Why We Can’t Have Nice Things–Elon Musk and the Subways

In New York it costs billions of dollar per mile to build new subways, a price far higher than anywhere else in the world. That’s one reason why Elon Musk’s The Boring Company has been anything but. Even if hyperloop technology doesn’t pan out, Musk’s goal of reducing tunneling costs by a factor of ten is laudable. The Boring Company purchased a tunnel boring machine in April of 2017 and incredibly has already completed a two-mile test-tunnel underneath Hawthorne, LA! Awesome, right? Well, some people just can’t be happy.

“[I]nvaders are coming from underground” proclaims Alana Semuels in a big story in The Atlantic. The title and splash page indicate the theme:

When Elon Musk Tunnels Under Your Home

The billionaire is drilling for futuristic transit under Los Angeles. He didn’t have to ask the neighbors first.

Billionaires are undermining your home. And democracy! Grab your pitchforks! Yet dig a little deeper underneath the lurid headline and the actual complaints are–dare I say it–boring.

I talked to a dozen people who live along the tunnel’s route, and most said they hadn’t witnessed any extra noise or traffic. But none had been informed ahead of time that a private company would be digging a tunnel beneath the street.

But what about all the displaced people?

As the tunnel neared completion, disruptions to the community increased.

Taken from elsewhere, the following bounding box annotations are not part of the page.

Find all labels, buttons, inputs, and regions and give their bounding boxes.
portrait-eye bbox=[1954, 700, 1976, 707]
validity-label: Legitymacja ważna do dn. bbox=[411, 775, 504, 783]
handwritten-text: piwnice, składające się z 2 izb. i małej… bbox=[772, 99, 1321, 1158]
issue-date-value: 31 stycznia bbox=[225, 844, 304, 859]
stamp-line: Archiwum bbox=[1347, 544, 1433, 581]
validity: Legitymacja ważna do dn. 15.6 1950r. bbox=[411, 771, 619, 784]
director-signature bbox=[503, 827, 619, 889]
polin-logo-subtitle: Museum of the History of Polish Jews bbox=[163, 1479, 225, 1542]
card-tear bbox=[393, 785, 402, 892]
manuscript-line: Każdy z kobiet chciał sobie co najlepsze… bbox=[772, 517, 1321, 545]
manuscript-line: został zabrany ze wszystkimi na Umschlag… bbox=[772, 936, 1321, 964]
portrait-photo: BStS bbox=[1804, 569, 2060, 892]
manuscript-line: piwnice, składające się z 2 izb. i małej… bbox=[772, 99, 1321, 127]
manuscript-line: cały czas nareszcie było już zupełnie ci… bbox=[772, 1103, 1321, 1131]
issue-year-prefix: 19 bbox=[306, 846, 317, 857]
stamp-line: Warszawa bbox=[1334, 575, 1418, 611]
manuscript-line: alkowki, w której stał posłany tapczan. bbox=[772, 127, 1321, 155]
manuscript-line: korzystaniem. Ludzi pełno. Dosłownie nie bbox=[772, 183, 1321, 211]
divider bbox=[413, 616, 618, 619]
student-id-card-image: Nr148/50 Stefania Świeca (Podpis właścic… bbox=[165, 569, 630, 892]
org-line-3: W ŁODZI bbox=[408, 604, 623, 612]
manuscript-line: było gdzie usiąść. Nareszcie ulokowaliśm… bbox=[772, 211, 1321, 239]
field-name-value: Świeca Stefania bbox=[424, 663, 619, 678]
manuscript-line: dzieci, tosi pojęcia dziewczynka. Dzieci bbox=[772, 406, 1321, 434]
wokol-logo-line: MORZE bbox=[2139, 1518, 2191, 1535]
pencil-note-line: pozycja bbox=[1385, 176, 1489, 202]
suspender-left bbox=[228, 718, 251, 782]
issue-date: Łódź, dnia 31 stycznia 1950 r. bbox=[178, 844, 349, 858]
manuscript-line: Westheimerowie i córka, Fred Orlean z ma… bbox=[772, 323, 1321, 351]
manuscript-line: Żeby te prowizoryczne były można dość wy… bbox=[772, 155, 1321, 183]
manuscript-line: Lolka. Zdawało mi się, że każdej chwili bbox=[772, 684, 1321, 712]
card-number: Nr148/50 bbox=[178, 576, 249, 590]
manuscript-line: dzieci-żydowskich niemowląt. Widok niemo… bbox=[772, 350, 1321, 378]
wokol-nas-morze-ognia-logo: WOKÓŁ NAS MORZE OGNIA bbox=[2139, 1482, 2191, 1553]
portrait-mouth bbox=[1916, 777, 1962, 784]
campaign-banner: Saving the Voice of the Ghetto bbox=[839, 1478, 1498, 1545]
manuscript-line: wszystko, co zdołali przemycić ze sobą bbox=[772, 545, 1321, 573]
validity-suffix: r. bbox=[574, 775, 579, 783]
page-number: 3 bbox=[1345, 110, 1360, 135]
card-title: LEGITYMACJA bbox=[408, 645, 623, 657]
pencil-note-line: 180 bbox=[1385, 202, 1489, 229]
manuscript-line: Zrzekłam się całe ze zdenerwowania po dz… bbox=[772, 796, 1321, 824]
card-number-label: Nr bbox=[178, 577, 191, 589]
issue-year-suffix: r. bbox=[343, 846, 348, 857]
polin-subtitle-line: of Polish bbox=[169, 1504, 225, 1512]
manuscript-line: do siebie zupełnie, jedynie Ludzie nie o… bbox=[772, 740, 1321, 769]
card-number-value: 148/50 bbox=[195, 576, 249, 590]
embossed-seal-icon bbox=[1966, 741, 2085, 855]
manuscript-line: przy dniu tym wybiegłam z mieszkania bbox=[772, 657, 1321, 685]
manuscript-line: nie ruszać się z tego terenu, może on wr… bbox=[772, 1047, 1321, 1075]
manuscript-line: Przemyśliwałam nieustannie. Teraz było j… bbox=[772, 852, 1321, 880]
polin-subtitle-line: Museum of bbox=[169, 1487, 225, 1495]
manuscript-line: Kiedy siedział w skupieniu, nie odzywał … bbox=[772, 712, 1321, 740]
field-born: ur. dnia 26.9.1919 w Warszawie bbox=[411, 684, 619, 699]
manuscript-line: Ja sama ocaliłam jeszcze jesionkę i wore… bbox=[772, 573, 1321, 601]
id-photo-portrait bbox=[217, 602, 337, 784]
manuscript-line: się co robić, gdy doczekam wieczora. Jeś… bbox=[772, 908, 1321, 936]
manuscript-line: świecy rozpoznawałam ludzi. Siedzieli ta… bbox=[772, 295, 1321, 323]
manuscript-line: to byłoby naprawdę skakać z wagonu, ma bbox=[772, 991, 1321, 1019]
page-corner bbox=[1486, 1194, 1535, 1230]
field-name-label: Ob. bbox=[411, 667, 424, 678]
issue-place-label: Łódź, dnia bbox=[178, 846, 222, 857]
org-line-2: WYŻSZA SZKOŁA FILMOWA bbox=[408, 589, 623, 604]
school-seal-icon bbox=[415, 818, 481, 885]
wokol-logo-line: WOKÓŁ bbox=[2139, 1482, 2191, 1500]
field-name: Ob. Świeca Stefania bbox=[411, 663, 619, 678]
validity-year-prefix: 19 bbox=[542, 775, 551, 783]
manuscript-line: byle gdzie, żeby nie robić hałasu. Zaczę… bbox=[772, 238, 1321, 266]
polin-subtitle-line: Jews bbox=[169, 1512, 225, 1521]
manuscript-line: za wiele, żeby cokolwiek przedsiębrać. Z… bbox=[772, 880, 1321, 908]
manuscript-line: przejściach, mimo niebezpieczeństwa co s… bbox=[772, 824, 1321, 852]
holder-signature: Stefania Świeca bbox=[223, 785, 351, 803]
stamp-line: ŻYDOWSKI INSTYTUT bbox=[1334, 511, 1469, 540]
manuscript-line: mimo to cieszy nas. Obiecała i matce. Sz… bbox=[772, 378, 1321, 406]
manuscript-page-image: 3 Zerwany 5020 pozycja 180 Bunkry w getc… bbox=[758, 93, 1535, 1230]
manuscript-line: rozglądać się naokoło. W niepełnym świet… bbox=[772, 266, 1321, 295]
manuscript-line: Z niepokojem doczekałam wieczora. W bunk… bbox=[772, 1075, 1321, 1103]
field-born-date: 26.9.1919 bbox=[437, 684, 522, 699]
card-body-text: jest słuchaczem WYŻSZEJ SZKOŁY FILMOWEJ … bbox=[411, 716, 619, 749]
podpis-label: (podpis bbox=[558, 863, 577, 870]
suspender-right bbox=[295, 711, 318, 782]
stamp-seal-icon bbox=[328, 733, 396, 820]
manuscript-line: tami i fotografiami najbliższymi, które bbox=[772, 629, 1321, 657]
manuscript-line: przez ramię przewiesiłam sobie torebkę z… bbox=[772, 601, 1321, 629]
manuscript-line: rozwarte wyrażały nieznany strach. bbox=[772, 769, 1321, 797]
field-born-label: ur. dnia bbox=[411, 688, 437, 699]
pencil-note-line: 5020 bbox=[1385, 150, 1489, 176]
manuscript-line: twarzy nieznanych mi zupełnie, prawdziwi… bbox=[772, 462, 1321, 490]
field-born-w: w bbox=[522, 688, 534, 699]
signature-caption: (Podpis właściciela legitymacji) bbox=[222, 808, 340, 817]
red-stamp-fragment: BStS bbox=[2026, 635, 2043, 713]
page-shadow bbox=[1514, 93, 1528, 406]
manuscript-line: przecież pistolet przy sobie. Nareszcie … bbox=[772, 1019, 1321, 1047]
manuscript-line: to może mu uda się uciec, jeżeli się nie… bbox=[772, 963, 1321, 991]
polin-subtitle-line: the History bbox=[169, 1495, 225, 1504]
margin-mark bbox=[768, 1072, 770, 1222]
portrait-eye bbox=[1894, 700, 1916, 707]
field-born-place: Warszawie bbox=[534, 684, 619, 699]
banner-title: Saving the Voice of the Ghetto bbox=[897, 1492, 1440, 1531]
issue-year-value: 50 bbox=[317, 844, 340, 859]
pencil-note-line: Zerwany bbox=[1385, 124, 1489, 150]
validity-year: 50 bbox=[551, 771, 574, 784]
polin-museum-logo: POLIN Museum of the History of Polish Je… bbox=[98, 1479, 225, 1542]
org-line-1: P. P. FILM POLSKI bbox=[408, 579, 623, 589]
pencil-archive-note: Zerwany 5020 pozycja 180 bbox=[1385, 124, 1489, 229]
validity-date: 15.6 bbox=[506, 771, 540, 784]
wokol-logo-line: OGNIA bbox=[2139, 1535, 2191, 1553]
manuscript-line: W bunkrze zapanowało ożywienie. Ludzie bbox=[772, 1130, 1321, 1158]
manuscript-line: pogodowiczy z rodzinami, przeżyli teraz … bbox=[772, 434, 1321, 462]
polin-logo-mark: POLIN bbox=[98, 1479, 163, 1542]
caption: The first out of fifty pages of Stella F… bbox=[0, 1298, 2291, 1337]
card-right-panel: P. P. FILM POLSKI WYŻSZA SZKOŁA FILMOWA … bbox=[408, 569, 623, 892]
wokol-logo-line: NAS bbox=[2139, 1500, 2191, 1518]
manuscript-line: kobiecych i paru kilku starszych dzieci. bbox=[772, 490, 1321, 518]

The company bought another building, this one on the corner of 120th Street and Prairie Avenue, for $2 million, according to public records, to allow for the extraction of tunneling equipment. Adrian Vega had run a cabinet business in that building for 18 years. When his landlord sold the building, the Boring Company came in and offered Vega’s company, Los Vegas Kitchen Cabinets and Doors, extra cash to get out in three months. Vega took the money, and asked for even more time from the Boring Company, which he was granted. But he couldn’t find another space; since moving in August, his business has been closed and his customers don’t know that he’s moved, he told me.

…Shunyaa Turner lives in a small house on 119th Place with his wife and two kids. He said that in the past year, they’ve had to battle more pests, such as raccoons, mice, skunks, and opossums, which they’ve never seen before. He isn’t sure if this is related to the digging; the Hawthorne airport has also been doing more construction as it gets busier, so the animals could have fled from there. He and his wife said they’ve also noticed more cracks in their impeccably maintained walkway.

…The initial document also claimed that the test tunnel would not involve digging under private property, but that, too, has changed—though the company has now bought all the private property it is tunneling underneath. The company has also closed a lane of Jack Northrop Avenue, a street on the other side of SpaceX headquarters

In the author’s own words:

Meanwhile, in Hawthorne, the company that promised its transit test projects would be completely unnoticeable by the community has since uprooted a small business, purchased a house, and closed a lane of traffic indefinitely.

The horror.

The whole framing of the piece is ass-backwards. Semuels is correct that:

[this] would have been unimaginable in a higher-income neighborhood. Indeed, when Musk tried to build another underground tunnel in a wealthier neighborhood in West L.A., residents quickly sued. The project got tied up in court, and [died].

In comparision:

The CEQA allows residents 35 days to push back against granted exemptions…in Hawthorne, the 35-day window passed with little fanfare.

But unfortunately Semuels takes the posh, lawsuit-loving, NIMBY crowd as the appropriate normative standard and any deviations from that as suspect and indicative of the power of billionaires to run roughshod over other people’s rights. Instead, the Boring Company, the Hawthorne city government, and the people of Hawthorne should be applauded for their sensible, forward-thinking, and optimistic approach to new ideas. Bravo to Hawthorne! Hawthorne: Where the future is being made!

I do give Semuels credit, however. She writes honestly so that one can see the real story behind the false frame and she even tips the audience to the correct (Straussian?) reading in her final clever paragraph.

Vega [the owner of the cabinet business who was paid to vacate] has nothing negative to say about the Boring Company—he just blames himself for agreeing to be out so quickly. Nothing like this had ever happened to him before, so he didn’t know what was fair. Nor did he know how hard it would be to set up a new store—the process of getting new city permits, he said, is a lengthy one, and he can’t find a way to cut through the red tape.